Mahatma Gandhi pernah berkata, “Dunia ini cukup untuk memenuhi kebutuhan semua orang, tetapi tidak akan pernah cukup untuk memenuhi keserakahan satu orang.”
3. Dengki
Dengki atau iri hati muncul ketika seseorang tidak rela melihat orang lain berhasil atau bahagia. Pemimpin yang dengki tidak ingin ada orang lain yang lebih unggul darinya — lebih pintar, lebih disukai, lebih berpengaruh.

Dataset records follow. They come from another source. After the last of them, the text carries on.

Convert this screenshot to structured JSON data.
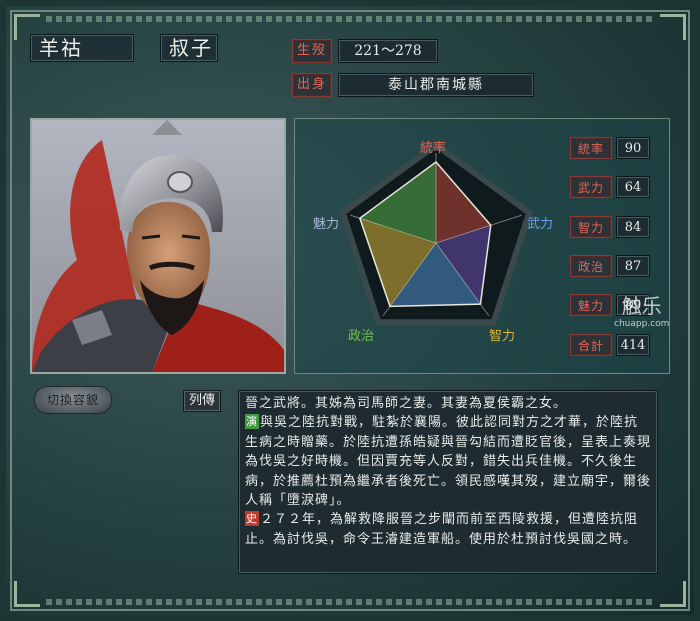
{
  "character": {
    "name": "羊祜",
    "courtesy_name": "叔子",
    "lifespan_label": "生歿",
    "lifespan": "221～278",
    "origin_label": "出身",
    "origin": "泰山郡南城縣"
  },
  "radar": {
    "axes": [
      "統率",
      "武力",
      "智力",
      "政治",
      "魅力"
    ],
    "values": [
      90,
      64,
      84,
      87,
      89
    ],
    "max": 100
  },
  "stats": [
    {
      "label": "統率",
      "value": "90"
    },
    {
      "label": "武力",
      "value": "64"
    },
    {
      "label": "智力",
      "value": "84"
    },
    {
      "label": "政治",
      "value": "87"
    },
    {
      "label": "魅力",
      "value": "89"
    },
    {
      "label": "合計",
      "value": "414"
    }
  ],
  "buttons": {
    "switch_portrait": "切換容貌"
  },
  "biography": {
    "label": "列傳",
    "tag_yan": "演",
    "tag_shi": "史",
    "line1": "晉之武將。其姊為司馬師之妻。其妻為夏侯霸之女。",
    "line2": "與吳之陸抗對戰，駐紮於襄陽。彼此認同對方之才華，於陸抗生病之時贈藥。於陸抗遭孫皓疑與晉勾結而遭貶官後，呈表上奏現為伐吳之好時機。但因賈充等人反對，錯失出兵佳機。不久後生病，於推薦杜預為繼承者後死亡。領民感嘆其歿，建立廟宇，爾後人稱「墮淚碑」。",
    "line3": "２７２年，為解救降服晉之步闡而前至西陵救援，但遭陸抗阻止。為討伐吳，命令王濬建造軍船。使用於杜預討伐吳國之時。"
  },
  "watermark": {
    "main": "触乐",
    "sub": "chuapp.com"
  },
  "colors": {
    "label_red": "#e46557",
    "panel_teal": "#24403f"
  }
}
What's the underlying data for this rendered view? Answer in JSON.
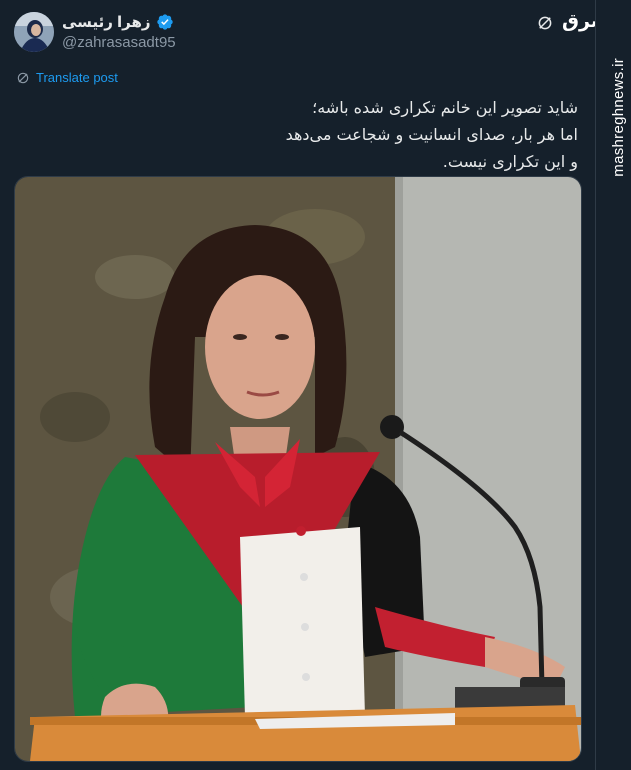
{
  "author": {
    "display_name": "زهرا رئیسی",
    "handle": "@zahrasasadt95",
    "verified": true,
    "avatar_icon": "avatar-portrait"
  },
  "header_icons": {
    "grok": "grok-icon",
    "site_logo_text": "مشرق"
  },
  "translate": {
    "label": "Translate post",
    "icon": "globe-translate-icon"
  },
  "tweet": {
    "lines": [
      "شاید تصویر این خانم تکراری شده باشه؛",
      "اما هر بار، صدای انسانیت و شجاعت می‌دهد",
      "و این تکراری نیست."
    ]
  },
  "media": {
    "type": "photo",
    "icon": "photo-speaker-at-podium"
  },
  "watermark": "mashreghnews.ir",
  "colors": {
    "background": "#15202b",
    "link": "#1d9bf0",
    "verified": "#1d9bf0",
    "text_primary": "#e7e9ea",
    "text_secondary": "#8b98a5"
  }
}
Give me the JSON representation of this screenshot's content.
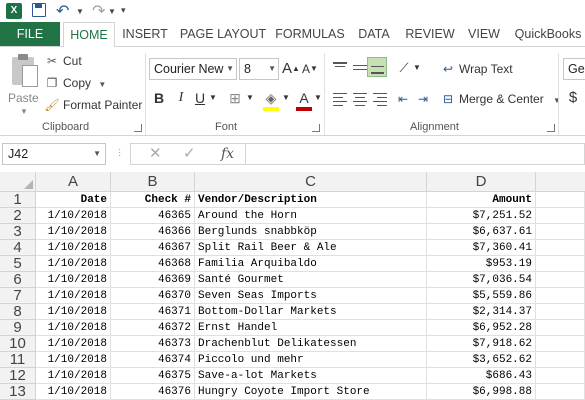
{
  "qat": {
    "app_icon": "excel-icon",
    "icons": [
      "save-icon",
      "undo-icon",
      "redo-icon",
      "customize-icon"
    ]
  },
  "tabs": [
    {
      "label": "FILE"
    },
    {
      "label": "HOME"
    },
    {
      "label": "INSERT"
    },
    {
      "label": "PAGE LAYOUT"
    },
    {
      "label": "FORMULAS"
    },
    {
      "label": "DATA"
    },
    {
      "label": "REVIEW"
    },
    {
      "label": "VIEW"
    },
    {
      "label": "QuickBooks"
    }
  ],
  "ribbon": {
    "clipboard": {
      "paste_label": "Paste",
      "cut_label": "Cut",
      "copy_label": "Copy",
      "format_painter_label": "Format Painter",
      "group_label": "Clipboard"
    },
    "font": {
      "font_name": "Courier New",
      "font_size": "8",
      "bold": "B",
      "italic": "I",
      "underline": "U",
      "grow": "A",
      "shrink": "A",
      "font_color_letter": "A",
      "group_label": "Font"
    },
    "alignment": {
      "wrap_text_label": "Wrap Text",
      "merge_label": "Merge & Center",
      "group_label": "Alignment"
    },
    "number": {
      "format_value": "Ger",
      "currency_symbol": "$"
    }
  },
  "formula_bar": {
    "name_box": "J42",
    "fx": "fx",
    "content": ""
  },
  "grid": {
    "columns": [
      "A",
      "B",
      "C",
      "D"
    ],
    "rows": [
      {
        "num": "1",
        "cells": [
          "Date",
          "Check #",
          "Vendor/Description",
          "Amount"
        ]
      },
      {
        "num": "2",
        "cells": [
          "1/10/2018",
          "46365",
          "Around the Horn",
          "$7,251.52"
        ]
      },
      {
        "num": "3",
        "cells": [
          "1/10/2018",
          "46366",
          "Berglunds snabbköp",
          "$6,637.61"
        ]
      },
      {
        "num": "4",
        "cells": [
          "1/10/2018",
          "46367",
          "Split Rail Beer & Ale",
          "$7,360.41"
        ]
      },
      {
        "num": "5",
        "cells": [
          "1/10/2018",
          "46368",
          "Familia Arquibaldo",
          "$953.19"
        ]
      },
      {
        "num": "6",
        "cells": [
          "1/10/2018",
          "46369",
          "Santé Gourmet",
          "$7,036.54"
        ]
      },
      {
        "num": "7",
        "cells": [
          "1/10/2018",
          "46370",
          "Seven Seas Imports",
          "$5,559.86"
        ]
      },
      {
        "num": "8",
        "cells": [
          "1/10/2018",
          "46371",
          "Bottom-Dollar Markets",
          "$2,314.37"
        ]
      },
      {
        "num": "9",
        "cells": [
          "1/10/2018",
          "46372",
          "Ernst Handel",
          "$6,952.28"
        ]
      },
      {
        "num": "10",
        "cells": [
          "1/10/2018",
          "46373",
          "Drachenblut Delikatessen",
          "$7,918.62"
        ]
      },
      {
        "num": "11",
        "cells": [
          "1/10/2018",
          "46374",
          "Piccolo und mehr",
          "$3,652.62"
        ]
      },
      {
        "num": "12",
        "cells": [
          "1/10/2018",
          "46375",
          "Save-a-lot Markets",
          "$686.43"
        ]
      },
      {
        "num": "13",
        "cells": [
          "1/10/2018",
          "46376",
          "Hungry Coyote Import Store",
          "$6,998.88"
        ]
      }
    ]
  },
  "colors": {
    "excel_green": "#217346",
    "font_color_bar": "#c00000",
    "highlight_bar": "#ffff00"
  }
}
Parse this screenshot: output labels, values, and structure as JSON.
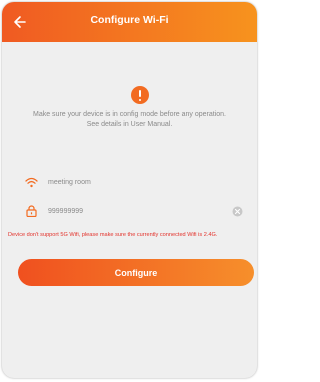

Karena takut disaingi, ia bisa melakukan tindakan negatif untuk menjatuhkan lawan: menyebar fitnah, membangun opini buruk, bahkan melakukan kriminalisasi. Dalam dunia politik, hal ini kerap terjadi, apalagi menjelang pemilu. Dengki menjadikan pemimpin tidak adil dan menciptakan iklim kerja yang penuh kecurigaan.
4. Cari Alasan
Pemimpin yang terjangkit penyakit ini tidak mau mengakui kegagalannya. Ia akan menyalahkan situasi atau keadaan, bukan dirinya. Meski terkadang alasannya masuk akal, sering kali itu hanyalah upaya untuk menghindar dari tanggung jawab.
Padahal, keberanian untuk mengakui kesalahan adalah bagian dari integritas seorang pemimpin. Menyalahkan keadaan hanya akan membuat masalah berlarut-larut dan memperlemah kepercayaan.
5. Menyalahkan Orang Lain
Ini adalah kelanjutan dari kebiasaan mencari alasan. Pemimpin jenis ini tidak pernah melihat ke dalam diri. Ia lebih suka menunjuk orang lain — anak buah, tim kerja, bahkan pihak luar — sebagai penyebab kegagalan.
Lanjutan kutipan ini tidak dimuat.